Лицо Америки в Нью-Йорке — отсутствие общего лица. Крах при любой попытке обобщения. Десятки престраннейших акцентов, самый недоступный — филиппинский. Бесчисленное число сногсшибательных имен совершенно непонятного происхождения вроде Джима Гангуззы и Ричарда Зиззы…
Милейший мадагаскарец скромно рекомендуется: «Меня зовут Намелетронкуонтрантариса, но это, конечно, невозможно, поэтому называйте меня попросту мистер Дезире».
Пожалуй, самая обычная нью-йоркская фамилия — Плоткин. Имя Уитни вызывает уже просьбу сказать ее по буквам.
«Вот, по сути дела, где нужно жить в Америке литературному беженцу», — сказал я Майе.
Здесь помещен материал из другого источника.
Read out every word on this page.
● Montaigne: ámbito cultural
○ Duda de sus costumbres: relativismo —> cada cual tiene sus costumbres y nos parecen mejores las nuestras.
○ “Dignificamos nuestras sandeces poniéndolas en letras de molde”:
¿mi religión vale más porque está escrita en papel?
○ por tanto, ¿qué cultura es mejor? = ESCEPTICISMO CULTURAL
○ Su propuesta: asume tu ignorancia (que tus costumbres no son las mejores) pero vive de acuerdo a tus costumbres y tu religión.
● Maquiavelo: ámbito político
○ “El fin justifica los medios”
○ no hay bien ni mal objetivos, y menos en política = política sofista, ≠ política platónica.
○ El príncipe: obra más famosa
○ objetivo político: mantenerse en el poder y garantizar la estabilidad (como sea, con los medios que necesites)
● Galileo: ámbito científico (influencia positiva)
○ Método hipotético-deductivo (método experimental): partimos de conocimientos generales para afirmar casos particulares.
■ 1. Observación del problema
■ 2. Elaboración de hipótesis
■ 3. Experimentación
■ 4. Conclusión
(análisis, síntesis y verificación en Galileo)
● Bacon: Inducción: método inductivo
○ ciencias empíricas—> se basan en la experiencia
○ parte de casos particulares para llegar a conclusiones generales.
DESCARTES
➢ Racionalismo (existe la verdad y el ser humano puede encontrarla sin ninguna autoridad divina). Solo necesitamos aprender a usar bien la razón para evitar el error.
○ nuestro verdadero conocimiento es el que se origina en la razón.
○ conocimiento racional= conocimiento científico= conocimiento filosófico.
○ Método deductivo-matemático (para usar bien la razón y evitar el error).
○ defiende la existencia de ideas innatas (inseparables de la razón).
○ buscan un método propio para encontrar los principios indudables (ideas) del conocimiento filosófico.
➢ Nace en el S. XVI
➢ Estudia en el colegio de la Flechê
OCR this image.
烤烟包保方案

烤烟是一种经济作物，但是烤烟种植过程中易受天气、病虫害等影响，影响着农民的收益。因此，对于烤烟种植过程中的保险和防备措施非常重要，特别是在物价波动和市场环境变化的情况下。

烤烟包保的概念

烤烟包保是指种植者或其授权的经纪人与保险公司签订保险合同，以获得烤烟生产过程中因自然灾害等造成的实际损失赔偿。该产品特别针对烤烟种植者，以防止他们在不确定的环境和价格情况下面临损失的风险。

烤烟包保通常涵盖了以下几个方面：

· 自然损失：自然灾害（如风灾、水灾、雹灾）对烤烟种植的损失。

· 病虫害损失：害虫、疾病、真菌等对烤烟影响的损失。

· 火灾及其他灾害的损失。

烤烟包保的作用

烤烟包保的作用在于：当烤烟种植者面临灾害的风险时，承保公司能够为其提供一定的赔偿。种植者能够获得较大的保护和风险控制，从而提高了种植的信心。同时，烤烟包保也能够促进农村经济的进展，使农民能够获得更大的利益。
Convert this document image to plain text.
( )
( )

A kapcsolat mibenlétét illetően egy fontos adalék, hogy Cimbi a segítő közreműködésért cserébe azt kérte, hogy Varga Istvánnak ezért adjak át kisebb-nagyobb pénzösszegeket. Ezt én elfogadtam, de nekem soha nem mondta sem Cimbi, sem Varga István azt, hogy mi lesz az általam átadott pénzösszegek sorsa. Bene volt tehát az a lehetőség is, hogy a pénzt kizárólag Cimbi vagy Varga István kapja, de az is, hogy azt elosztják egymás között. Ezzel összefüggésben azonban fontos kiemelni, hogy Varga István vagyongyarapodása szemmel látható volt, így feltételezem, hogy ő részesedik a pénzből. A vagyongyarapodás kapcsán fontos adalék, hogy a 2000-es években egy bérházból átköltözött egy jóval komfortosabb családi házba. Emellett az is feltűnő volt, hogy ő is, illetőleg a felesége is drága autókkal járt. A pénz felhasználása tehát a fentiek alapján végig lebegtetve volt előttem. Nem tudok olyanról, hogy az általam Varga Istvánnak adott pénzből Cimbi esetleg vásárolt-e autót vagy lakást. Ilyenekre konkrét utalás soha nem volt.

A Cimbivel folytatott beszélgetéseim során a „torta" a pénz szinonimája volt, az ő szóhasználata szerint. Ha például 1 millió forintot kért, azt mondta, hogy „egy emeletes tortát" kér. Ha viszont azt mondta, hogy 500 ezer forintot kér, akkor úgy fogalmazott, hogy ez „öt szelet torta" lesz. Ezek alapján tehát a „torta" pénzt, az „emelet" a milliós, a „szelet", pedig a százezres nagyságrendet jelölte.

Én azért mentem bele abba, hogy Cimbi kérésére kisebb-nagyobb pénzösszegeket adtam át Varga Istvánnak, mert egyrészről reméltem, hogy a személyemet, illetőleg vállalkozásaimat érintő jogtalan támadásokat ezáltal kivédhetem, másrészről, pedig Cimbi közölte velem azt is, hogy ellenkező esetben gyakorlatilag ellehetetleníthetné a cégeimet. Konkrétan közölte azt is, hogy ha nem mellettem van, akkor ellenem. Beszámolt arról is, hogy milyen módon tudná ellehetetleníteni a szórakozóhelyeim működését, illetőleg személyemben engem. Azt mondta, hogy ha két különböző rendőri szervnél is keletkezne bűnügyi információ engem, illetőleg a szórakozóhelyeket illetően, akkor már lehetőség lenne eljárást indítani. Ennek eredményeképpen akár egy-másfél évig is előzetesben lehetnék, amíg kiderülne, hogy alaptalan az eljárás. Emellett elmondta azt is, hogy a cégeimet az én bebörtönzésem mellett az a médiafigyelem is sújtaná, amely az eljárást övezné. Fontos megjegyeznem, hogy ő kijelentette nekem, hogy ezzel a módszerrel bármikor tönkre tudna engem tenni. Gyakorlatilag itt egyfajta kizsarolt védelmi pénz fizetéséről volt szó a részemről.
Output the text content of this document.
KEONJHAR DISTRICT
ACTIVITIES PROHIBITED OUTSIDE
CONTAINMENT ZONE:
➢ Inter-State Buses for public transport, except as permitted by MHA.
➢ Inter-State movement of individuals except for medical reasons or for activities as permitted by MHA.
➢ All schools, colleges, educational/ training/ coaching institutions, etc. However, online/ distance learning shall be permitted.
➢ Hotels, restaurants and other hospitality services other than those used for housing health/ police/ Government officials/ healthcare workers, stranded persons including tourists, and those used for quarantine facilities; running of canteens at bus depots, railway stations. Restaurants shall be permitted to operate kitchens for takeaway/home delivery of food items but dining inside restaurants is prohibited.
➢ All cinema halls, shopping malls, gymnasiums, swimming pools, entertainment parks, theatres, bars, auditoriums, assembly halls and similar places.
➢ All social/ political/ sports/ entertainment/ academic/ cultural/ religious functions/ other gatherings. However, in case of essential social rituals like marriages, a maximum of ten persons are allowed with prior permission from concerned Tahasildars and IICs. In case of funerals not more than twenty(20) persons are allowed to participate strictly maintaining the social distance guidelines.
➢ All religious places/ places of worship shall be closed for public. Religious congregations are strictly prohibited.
Она согласилась: «Наверное, ты прав». Потом возразила: «Не хочу здесь жить». Мне и самому почему-то не хотелось обосноваться в Нью-Йорке.
Вроде бы хорошо не выглядеть белой вороной, болтаться среди своих, среди эмигрантского отребья, в городе, где половина жителей плохо говорит по-английски, как и ты сам… Не правда ли, здесь есть ощущение хоть и бивачного, но прочного быта, чувство опасности соседствует с уверенностью, что не пропадешь… Цепляемся друг за дружку по этническим, по возрастным, по профессиональным, по межполовым признакам…
— Почему русские писатели облюбовали Нью-Йорк? — спросил меня интервьюер из «Ньюсуик» мистер Вудворд. Мы ехали в такси в Колумбийский университет, и интервьюер, один из немногих попавшихся мне в первые нью-йоркские недели «настоящих» американцев, продолжал свою работу, то есть вострил карандаш.
Я начал было обдумывать свои соображения, когда таксист вдруг высунулся в окно и заорал на чистейшем ВМПС, то есть на «великом-могучем-правдивом-свободном», как мы вслед за Тургеневым называем наш русский язык:
— Еб твою мать! Распиздяй сраный! Взял мой зеленый! Мы с Майей от неожиданности расхохотались до брызг, сползли с сидений.
— Вот вам ответ на ваш вопрос, — сказал я интервьюеру.
— А что он кричал, что он кричал? — спрашивал журналист.
Пришлось мне переводить американцу язык нью-йоркских улиц.
В принципе, присутствие такого люда, как русские таксисты, художники, магазинщики, музыканты, рестораторы, все это многонациональное варево, немыслимый город, полный блеска и мрака, любовных историй, чудодейственной наглости, смертей, неожиданных встреч, политических авантюр, греха и преступления, всевозможной жратвы и выпивки, — разве это не рай для писателя? Город, где все американские издательства и журналы кучкуются, как сообщил «Нью-йоркер», в зоне действия даже не атомной, а простой тринитротолуоловой бомбы, — разве это не соблазн для писателя?
И все— таки мне чего-то важного не хватало в Нью-Йорке. Я не сразу понял, в чем ущерб, но тем не менее мы стали обдумывать план отъезда, углубления в континент.
Вообще— то на удивление мало русских писателей-беженцев осело в Нью-Йорке, вдруг сообразили мы. Взгляни, Майя, все рассеялись. В Большом Яблоке [10] не возникло русской литературной столицы.